Role of protein phosphatases in the regulation of DARPP-32 phosphorylation by glutamate. Neostriatal slices were preincubated in the presence of cyclosporin A (1 μM) (A) or okadaic acid (1 μM) (B) for a total of 65 min, with addition of glutamate (5 mM) for 5 min. Data represent means ± SEM for 4–7 experiments. *, P < 0.05; **, P < 0.01, compared with 0 min.

Fig. 7.

Regulation of nNOS Ser-847 dephosphorylation by PP inhibitors in neostriatal slices. (Right) Neostriatal slices were incubated with calyculin A (CalyA, 200 nM), okadaic acid (OKA, 200 nM and 1 μM), or cyclosporin A (CyA, 10 μM) for 60 min. Immunoblots for detection of phospho-Ser-847 nNOS and total nNOS in the same membrane are shown (Left). Data represent means ± SEM for 4–7 experiments. **, P < 0.01, compared with control; ††, P < 0.01, compared with CalyA (200 nM); §§, P < 0.01, compared with OKA (200 nM).

Fig. 8.

Signaling cascades activated by glutamate NMDA/AMPA and mGlu receptors.

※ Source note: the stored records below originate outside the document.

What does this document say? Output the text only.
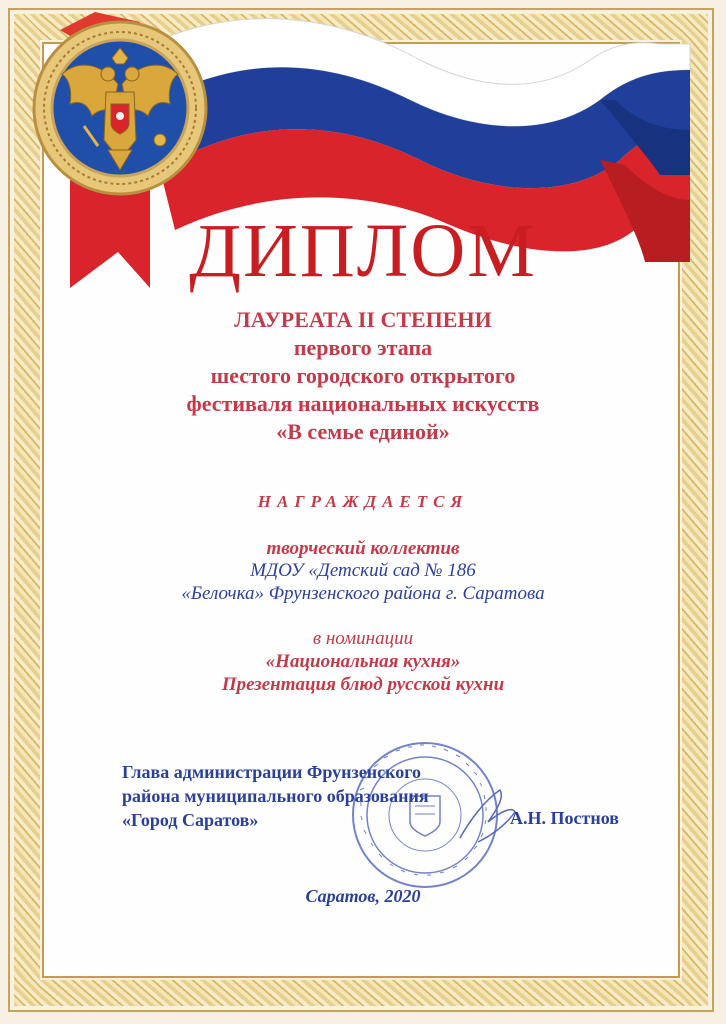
ДИПЛОМ
ЛАУРЕАТА II СТЕПЕНИ
первого этапа
шестого городского открытого
фестиваля национальных искусств
«В семье единой»
НАГРАЖДАЕТСЯ
творческий коллектив
МДОУ «Детский сад № 186
«Белочка» Фрунзенского района г. Саратова
в номинации
«Национальная кухня»
Презентация блюд русской кухни
Глава администрации Фрунзенского
района муниципального образования
«Город Саратов»	А.Н. Постнов
Саратов, 2020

Glutamate activates multiple signaling cascades by activation of NMDA/AMPA and mGlu1/5 receptors (A), leading to the modulation of DARPP-32 phosphorylation at Thr-34 (B) and Thr-75 (C) and the regulation of PP-1 and PKA activities. Pathways leading to increased phospho-Thr-34 DARPP-32 and increased PP-1 inhibition are shown in blue, and those leading to decreased phospho-Thr-34 DARPP-32 and decreased PP-1 inhibition are shown in red. Inhibition of PP-1 by phospho-Thr-34 DARPP-32 and inhibition of PKA by phospho-Thr-75 DARPP-32 are shown in orange. (B) In the initial 15–30 s of incubation, activation of NMDA/AMPA and mGlu5 receptors in nNOS-positive interneurons stimulates the synthesis and release of NO, leading to activation in medium spiny neurons of PKG and DARPP-32 Thr-34 phosphorylation. At 1–5 min of incubation, activation of NMDA/AMPA receptors induces Ca²⁺-dependent activation of PP-2B, resulting in the dephosphorylation of Thr-34. At 5–10 min of incubation, there is a gradual increase in DARPP-32 Thr-34 phosphorylation. This increase is due, in part, to activation of a pathway involving mGlu5 receptor/PLC/CK1/phospho-Ser-130 DARPP-32, resulting in inhibition of dephosphorylation of phospho-Thr-34 by PP-2B, and, in part, to activation of signaling through the adenosine A_2A receptor pathway. A synergistic activation of adenosine A_2A receptor signaling involves (i) activation of an mGlu5 receptor/ERK pathway and, through some yet unknown mechanism, increased efficiency of A_2A receptor-induced cAMP formation, and (ii) increased extracellular adenosine levels arising from both medium spiny neurons and presynaptic terminals (15). (C) In the initial 5 min of incubation, activation of NMDA/AMPA receptors induces Ca²⁺-dependent activation of PP-2A, resulting in the dephosphorylation of Thr-75. Subsequently, activation of a pathway involving mGlu1 receptor/PLC/CK1/Cdk5 increases the phosphorylation of Thr-75.